The goal of most security professionals is to use an encryption method that has a key that is so long that it would be impractical to go through every possible iteration. Sometimes it’s not about the length of time it would take to brute force that particular key. But instead, is the cipher itself secure. If we can find an algorithm that doesn’t have any type of shortcoming or cryptographic vulnerability, then we can consider that particular algorithm to be strong.

There are many algorithms we use today that we consider to be strong. But some, like the wired equivalent privacy that we used to use on wireless networks, had cryptographic vulnerabilities. And those design flaws meant that we had to reassign that to be a weak form of cryptography. An example of strong cryptography might be algorithms that we continue to use and continue to perform research against but still have not found any cryptographic vulnerabilities.

PGP, or Pretty Good Privacy, is a good example of that. And the AES, the Advanced Encryption Standard, is another. An example of weak algorithms might be the previously referenced wired equivalent privacy or the algorithm DES, which is the Data Encryption Standard. That older version has 56-bit keys. And those smaller key sizes are able to be easily brute forced.

When you have these smaller keys that are susceptible to brute force attacks, it’s difficult to consider using them.

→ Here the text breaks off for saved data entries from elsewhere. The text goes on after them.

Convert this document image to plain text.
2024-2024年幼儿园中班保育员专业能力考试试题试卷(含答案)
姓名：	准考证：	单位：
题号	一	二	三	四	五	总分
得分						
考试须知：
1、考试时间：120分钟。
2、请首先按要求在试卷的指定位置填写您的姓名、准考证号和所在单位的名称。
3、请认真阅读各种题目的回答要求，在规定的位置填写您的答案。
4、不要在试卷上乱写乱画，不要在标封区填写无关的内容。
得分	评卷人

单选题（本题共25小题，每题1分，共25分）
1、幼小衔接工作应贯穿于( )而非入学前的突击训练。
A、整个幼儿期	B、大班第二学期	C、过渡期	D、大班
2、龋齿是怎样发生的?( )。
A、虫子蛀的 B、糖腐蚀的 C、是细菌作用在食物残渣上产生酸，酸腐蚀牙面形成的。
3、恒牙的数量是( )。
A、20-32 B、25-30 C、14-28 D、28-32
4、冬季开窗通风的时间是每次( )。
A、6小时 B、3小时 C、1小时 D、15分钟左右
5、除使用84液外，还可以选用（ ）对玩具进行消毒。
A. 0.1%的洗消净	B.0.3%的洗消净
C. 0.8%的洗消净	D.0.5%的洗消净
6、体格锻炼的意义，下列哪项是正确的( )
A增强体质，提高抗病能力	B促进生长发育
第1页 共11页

Since it’s so easy to eventually find the key, you may not want to use it in normal operation. But what if you were able to make that smaller key functionally much larger? An example of this might be hashing a password, and then hashing the hash of the password, and maybe hashing the hash of the hash of the password, and so on.

We refer to this as key stretching or key strengthening when you use the key multiple times in order to make the entire process more difficult to brute force. Imagine the attacker then that needed to reverse this process. They would perform a brute force of the last hash.

And then they’d have to perform another brute force of the hash and then another brute force of that hash until they got back to the original value. This means that, although the original key was relatively small, the bad guys now have to spend much more time during the brute force process, turning this relatively weak key into one that’s much stronger.